In a report, Heiko said Germany is eyeing a “counterbalance” with the United States, in which it “brings its weight where the US withdraws.”
“Single-handedly, we will fail in this task. The main goal of our foreign policy is therefore to build a sovereign, strong Europe,” Maas added.
Maas’ statement arrives in the backdrop of stressed relations between the US and its European associates after US President Donald Trump placed taxes on the imports of steel and aluminum from the European Union and bowed out of a nuclear contract between Iran and top powers.

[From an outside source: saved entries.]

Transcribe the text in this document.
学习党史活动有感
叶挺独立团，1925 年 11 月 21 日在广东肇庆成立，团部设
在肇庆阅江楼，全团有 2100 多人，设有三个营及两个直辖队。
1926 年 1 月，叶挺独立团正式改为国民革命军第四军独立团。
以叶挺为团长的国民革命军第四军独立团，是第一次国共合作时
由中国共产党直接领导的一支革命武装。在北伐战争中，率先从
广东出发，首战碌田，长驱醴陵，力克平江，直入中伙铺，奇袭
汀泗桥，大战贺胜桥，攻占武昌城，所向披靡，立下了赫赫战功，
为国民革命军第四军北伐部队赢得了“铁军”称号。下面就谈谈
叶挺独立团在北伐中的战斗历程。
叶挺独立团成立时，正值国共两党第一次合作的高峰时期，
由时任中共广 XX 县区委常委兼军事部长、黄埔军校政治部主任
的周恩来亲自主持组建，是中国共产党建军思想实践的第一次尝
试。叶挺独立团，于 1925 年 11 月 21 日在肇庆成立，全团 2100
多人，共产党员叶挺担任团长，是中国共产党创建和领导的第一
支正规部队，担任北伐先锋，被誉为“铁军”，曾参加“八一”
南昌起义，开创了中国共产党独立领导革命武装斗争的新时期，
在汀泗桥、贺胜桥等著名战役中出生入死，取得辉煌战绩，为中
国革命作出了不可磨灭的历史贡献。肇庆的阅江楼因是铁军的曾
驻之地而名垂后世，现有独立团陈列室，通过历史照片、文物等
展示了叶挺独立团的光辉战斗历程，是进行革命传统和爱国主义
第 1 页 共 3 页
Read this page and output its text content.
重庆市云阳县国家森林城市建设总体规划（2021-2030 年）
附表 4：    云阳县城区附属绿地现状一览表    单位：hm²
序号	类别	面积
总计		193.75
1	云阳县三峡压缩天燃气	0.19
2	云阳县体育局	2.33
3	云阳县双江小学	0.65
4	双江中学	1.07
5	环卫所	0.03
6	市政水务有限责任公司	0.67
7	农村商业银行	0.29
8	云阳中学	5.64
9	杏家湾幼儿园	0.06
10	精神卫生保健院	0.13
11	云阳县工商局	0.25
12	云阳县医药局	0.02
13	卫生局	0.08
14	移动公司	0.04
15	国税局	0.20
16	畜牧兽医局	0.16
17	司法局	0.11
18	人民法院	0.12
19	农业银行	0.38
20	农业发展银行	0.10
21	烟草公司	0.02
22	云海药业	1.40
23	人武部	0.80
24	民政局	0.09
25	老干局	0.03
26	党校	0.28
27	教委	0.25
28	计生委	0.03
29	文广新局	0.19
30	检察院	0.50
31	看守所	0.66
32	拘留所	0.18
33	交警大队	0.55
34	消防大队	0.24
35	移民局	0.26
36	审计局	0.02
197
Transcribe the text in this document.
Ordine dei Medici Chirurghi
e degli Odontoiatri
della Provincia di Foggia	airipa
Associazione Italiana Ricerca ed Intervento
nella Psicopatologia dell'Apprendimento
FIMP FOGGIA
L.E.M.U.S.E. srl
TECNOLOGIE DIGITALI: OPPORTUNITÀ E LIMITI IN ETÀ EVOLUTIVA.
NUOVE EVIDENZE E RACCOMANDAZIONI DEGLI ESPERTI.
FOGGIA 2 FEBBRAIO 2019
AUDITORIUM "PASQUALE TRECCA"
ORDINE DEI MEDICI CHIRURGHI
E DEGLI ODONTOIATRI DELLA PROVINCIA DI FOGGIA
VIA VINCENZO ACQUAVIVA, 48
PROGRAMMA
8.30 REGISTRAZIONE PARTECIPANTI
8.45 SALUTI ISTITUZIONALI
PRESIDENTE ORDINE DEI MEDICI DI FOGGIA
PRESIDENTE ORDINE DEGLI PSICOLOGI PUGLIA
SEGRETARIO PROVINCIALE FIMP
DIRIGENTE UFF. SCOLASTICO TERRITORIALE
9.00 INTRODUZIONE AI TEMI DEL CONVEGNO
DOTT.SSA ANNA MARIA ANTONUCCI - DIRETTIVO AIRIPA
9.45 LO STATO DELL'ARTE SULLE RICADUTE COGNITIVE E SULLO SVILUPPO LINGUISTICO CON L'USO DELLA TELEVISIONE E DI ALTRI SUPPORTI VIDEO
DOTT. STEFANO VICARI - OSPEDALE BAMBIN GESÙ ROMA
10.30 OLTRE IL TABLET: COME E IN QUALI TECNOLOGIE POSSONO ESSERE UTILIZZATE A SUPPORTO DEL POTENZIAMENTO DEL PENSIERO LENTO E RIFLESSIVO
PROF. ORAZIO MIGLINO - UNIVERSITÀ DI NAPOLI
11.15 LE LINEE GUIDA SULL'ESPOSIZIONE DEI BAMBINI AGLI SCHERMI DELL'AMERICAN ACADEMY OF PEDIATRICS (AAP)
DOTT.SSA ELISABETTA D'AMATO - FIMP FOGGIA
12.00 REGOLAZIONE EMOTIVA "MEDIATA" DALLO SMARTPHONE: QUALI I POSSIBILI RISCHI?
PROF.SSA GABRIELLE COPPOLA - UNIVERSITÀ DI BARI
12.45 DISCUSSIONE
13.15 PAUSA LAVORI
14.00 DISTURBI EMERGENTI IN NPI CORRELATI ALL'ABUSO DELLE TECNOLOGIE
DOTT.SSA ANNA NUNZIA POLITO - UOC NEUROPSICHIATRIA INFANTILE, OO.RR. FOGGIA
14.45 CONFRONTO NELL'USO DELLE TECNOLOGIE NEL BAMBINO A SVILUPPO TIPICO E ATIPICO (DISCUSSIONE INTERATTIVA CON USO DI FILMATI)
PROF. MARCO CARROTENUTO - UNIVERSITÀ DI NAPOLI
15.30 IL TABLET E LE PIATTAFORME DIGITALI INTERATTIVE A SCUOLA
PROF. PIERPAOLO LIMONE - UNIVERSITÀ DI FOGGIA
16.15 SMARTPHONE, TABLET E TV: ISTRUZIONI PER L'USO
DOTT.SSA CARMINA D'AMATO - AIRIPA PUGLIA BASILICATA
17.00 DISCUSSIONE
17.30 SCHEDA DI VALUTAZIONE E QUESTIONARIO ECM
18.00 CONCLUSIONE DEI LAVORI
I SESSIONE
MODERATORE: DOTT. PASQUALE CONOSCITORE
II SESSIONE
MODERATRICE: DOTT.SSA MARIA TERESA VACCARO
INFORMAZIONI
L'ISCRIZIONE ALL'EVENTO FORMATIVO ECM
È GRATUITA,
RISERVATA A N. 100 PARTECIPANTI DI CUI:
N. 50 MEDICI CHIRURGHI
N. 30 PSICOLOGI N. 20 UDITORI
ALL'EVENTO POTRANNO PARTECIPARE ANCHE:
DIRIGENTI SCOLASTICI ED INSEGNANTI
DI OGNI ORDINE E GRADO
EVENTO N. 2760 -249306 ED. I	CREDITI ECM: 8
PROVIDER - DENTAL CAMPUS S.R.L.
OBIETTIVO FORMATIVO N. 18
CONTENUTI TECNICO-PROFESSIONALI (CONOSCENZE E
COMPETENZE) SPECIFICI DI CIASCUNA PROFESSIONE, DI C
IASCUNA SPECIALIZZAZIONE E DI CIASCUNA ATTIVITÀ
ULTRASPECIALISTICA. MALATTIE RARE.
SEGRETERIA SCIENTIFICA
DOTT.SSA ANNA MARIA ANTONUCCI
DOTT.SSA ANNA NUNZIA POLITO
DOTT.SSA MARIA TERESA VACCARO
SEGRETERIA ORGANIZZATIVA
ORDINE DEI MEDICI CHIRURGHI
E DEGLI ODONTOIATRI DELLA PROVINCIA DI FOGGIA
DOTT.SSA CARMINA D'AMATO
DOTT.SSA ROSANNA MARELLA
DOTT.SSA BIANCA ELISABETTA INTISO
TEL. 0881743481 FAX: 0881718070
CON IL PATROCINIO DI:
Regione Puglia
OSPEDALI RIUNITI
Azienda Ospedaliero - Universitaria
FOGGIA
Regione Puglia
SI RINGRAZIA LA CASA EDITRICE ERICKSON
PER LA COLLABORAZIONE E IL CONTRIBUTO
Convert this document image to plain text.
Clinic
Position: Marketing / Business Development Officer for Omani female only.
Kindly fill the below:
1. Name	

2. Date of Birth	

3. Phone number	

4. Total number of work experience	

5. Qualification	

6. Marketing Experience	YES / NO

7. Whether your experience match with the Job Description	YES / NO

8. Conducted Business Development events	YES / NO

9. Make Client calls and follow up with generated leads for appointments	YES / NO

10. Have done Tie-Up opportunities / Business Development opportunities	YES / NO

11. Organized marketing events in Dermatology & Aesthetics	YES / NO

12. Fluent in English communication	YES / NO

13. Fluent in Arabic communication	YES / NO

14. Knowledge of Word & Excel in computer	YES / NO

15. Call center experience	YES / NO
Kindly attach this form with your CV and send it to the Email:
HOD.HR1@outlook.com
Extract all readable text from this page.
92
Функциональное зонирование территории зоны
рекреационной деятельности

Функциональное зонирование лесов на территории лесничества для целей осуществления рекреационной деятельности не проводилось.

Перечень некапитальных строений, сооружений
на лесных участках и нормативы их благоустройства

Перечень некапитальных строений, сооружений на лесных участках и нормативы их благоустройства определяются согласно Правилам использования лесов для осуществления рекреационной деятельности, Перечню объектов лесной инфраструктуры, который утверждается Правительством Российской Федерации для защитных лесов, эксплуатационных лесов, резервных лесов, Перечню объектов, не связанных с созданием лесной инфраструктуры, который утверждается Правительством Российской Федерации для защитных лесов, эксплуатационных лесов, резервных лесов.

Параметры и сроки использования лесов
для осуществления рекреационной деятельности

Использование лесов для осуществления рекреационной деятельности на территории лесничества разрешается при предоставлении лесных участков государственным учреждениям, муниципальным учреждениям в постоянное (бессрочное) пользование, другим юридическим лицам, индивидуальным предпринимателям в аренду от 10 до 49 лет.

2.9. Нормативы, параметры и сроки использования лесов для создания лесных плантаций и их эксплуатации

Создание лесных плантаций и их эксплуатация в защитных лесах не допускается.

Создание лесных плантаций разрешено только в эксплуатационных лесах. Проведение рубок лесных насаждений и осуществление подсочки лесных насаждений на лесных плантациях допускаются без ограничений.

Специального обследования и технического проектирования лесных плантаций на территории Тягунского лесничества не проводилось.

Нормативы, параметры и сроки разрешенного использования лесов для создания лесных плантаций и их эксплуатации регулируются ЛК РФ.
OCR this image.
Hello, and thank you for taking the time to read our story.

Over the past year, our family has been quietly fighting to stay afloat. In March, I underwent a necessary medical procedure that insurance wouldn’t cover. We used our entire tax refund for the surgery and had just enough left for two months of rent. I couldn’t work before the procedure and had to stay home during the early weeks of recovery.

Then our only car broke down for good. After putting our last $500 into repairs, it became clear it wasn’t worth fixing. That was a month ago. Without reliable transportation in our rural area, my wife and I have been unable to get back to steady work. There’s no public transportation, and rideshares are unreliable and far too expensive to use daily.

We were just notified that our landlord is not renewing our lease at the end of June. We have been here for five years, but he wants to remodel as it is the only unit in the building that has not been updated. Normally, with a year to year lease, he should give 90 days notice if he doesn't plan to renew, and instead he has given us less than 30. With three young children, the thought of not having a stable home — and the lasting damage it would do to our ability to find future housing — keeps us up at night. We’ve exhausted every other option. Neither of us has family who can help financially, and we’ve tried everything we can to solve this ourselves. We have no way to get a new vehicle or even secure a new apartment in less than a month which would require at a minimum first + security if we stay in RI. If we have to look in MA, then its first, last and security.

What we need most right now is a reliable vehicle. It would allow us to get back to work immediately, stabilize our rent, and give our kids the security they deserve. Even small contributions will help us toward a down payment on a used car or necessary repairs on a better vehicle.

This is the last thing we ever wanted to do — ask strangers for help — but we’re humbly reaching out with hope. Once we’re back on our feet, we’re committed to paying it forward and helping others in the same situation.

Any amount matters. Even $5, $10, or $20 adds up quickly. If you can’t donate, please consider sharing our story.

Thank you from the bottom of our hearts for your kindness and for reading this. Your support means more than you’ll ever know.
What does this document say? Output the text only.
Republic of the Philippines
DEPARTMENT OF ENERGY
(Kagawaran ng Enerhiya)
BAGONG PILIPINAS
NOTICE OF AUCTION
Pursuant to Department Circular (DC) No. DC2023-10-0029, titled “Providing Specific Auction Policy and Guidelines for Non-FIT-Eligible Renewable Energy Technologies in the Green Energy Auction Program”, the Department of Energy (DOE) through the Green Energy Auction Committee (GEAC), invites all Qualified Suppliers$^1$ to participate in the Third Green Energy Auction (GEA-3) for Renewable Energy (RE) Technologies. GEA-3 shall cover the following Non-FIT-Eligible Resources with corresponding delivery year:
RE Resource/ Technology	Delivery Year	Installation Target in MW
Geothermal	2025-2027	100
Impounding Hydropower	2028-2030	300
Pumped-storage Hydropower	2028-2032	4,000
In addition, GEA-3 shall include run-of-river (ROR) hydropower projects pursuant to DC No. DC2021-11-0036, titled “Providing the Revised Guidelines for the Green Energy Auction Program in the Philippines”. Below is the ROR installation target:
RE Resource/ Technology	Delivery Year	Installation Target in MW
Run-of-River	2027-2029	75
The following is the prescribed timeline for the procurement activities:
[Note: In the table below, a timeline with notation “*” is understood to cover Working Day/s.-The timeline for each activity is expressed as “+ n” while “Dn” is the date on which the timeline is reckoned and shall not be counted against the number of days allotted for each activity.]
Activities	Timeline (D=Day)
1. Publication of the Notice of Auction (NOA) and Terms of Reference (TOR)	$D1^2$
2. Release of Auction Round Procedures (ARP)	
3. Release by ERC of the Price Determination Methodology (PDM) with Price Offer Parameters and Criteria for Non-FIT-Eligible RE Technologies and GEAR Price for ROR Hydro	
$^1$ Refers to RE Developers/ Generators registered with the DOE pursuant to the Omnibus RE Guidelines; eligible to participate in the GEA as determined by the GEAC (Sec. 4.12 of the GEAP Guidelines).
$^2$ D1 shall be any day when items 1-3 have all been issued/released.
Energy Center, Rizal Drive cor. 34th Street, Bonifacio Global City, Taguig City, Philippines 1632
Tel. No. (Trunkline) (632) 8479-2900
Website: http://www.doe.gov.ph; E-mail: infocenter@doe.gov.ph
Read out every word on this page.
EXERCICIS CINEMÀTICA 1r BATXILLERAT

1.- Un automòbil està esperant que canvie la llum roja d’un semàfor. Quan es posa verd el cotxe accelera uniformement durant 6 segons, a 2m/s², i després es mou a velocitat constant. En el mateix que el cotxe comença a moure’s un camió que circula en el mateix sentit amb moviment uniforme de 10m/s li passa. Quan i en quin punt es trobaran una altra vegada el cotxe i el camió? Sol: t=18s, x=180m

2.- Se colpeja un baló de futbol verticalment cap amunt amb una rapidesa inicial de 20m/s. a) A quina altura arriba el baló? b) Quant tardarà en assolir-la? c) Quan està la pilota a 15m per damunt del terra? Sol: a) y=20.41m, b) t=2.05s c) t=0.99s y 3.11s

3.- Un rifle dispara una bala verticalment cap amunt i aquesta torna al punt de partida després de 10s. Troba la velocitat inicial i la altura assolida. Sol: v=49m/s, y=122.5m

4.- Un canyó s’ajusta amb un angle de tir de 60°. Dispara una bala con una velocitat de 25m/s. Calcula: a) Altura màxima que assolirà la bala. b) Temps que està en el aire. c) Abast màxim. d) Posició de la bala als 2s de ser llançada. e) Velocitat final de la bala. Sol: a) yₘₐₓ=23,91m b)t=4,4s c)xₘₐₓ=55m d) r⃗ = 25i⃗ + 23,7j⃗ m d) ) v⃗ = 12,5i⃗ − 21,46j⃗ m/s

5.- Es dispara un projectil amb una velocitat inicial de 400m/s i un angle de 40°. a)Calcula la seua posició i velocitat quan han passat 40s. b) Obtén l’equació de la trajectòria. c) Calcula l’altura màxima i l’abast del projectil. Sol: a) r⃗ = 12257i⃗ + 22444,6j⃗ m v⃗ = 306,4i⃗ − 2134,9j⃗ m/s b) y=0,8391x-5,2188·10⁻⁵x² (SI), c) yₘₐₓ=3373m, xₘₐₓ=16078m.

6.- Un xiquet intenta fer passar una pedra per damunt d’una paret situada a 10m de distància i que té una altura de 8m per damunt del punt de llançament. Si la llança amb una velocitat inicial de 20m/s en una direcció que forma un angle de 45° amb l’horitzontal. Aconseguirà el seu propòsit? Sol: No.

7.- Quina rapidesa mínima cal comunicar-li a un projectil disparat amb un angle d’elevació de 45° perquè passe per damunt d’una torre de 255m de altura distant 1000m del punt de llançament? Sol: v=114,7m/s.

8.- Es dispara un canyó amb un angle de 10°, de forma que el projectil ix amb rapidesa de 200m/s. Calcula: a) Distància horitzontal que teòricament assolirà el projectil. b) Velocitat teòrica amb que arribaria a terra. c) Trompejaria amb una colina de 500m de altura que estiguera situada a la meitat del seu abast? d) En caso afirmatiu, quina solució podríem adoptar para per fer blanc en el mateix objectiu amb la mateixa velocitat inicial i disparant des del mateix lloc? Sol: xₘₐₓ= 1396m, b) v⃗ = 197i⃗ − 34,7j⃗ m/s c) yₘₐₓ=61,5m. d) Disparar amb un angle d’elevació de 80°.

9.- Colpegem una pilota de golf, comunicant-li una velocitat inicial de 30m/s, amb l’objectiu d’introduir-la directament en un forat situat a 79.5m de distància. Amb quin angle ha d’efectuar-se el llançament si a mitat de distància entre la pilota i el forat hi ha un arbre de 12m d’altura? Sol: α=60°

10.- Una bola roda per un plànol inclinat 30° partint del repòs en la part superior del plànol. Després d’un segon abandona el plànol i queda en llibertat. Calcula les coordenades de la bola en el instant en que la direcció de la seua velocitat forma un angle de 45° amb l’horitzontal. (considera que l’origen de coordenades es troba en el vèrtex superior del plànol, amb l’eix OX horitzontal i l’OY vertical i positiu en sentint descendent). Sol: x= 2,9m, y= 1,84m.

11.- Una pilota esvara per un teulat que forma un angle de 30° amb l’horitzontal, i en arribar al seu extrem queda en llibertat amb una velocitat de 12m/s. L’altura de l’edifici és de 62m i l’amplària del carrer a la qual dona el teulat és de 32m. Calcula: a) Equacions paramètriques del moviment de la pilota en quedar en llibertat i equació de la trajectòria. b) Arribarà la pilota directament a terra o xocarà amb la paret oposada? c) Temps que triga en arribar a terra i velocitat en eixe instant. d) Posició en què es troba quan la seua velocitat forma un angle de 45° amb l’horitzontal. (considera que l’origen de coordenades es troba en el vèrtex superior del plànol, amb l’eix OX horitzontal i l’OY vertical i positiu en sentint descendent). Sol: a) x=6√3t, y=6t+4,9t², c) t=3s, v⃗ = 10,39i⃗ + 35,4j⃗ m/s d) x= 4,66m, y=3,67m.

Europe has been jumbling to influence Tehran to linger in the 2015 agreement. However with European companies wary of across-the-board US financial punishments, it’s demonstrating to be a confrontation.
EU payment system
Maas stated that Europe requires setting up payment arrangements independent of the US if it wishes to save the nuclear contract.
“That’s why it is indispensable that we strengthen European autonomy by creating payment channels that are independent of the United States, a European Monetary Fund and an independent SWIFT system,” Maas wrote.
“Every day the deal is alive is better than the highly explosive crisis that would otherwise threaten the Middle East.”
Iran appealed to Europe to accelerate attempts to save the contract after French oil group Total formally drew of a chief gas project on Monday.
The European Union has vowed to contradict Trump’s replenished sanctions on Iran, comprising through a new commandment to protect European companies from disciplinary measures.
“Given the circumstances, it is of strategic importance that we tell Washington clearly: we want to work together,” Maas wrote. “But we will not allow you to hurt our interests without consulting us.”
Hannah Weber is a seasoned journalist with nearly 10 years experience. While studying journalism at FernUniversität Hagen, Hannah found a passion for finding engaging stories. As a contributor to Deutch News, Hannah mostly covers human interest pieces.